Fig. 5A and C show the analysis of MMP in HCCLM6 and HL-7702 cells that were incubated with or without EGCG. Following 10 and 30 μg/ml EGCG treatment, HCCLM6 cells showed a significantly lower ratio of JC-1 aggregation in mitochondria compared to untreated cells (Fig. 5B). However, there was no significant change in the ΔΨm of HL-7702 cells, as indicated by the fairly constant JC-1 aggregation in the mitochondria of EGCG-treated and untreated cells (Fig. 5D).

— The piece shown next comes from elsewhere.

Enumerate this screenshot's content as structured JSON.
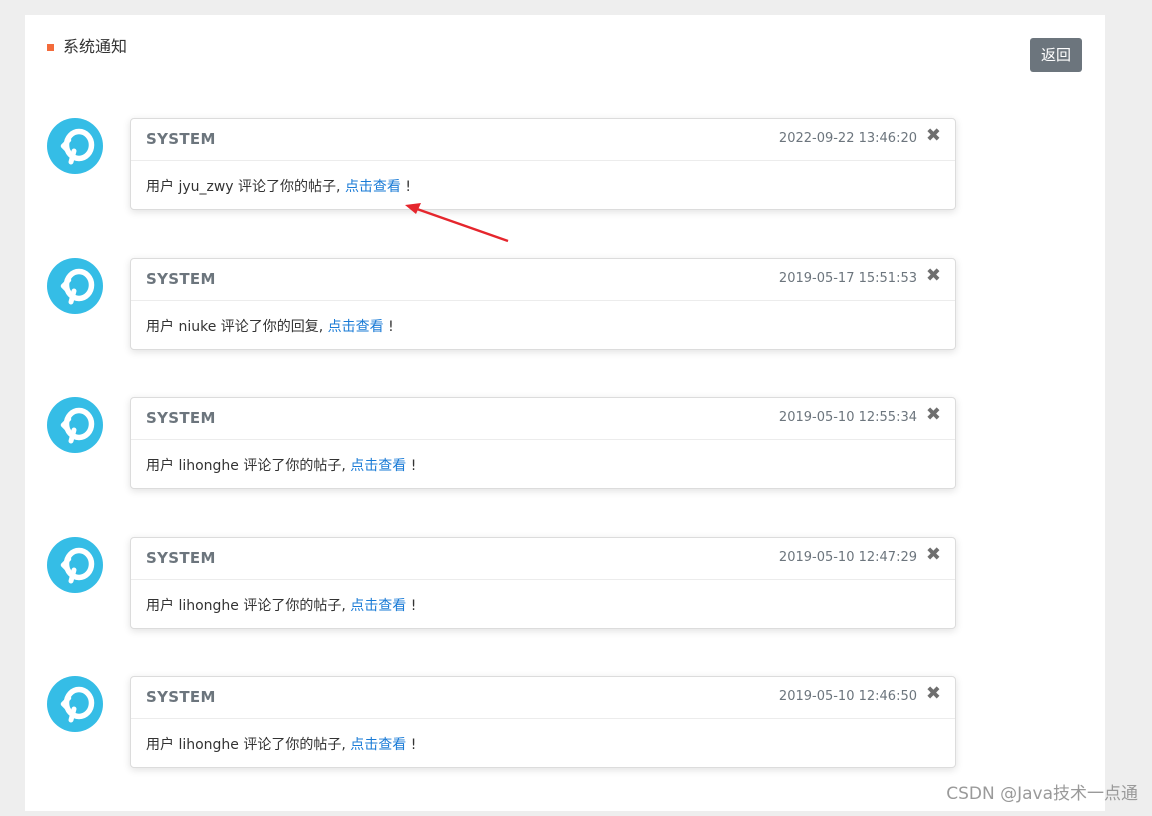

Western blot analysis showed significantly lower expression of Bcl-2 and NF-κB (Fig. 6A; P<0.01) in EGCG-treated HCCLM6 cells. Conversely, the expressions of Bax, p53, caspase-3 and caspase-9 were significantly increased (P<0.05) in a dose-dependent manner (Fig. 6A). EGCG treatment significantly reduced the expression of cytochrome c in mitochondria but increased its expression in the cytosol of HCCLM6 cells (Fig. 6A). As shown in Fig. 6B, EGCG treatment did not significantly affect the expression of any of these proteins in HL-7702 cells, even at high EGCG concentrations.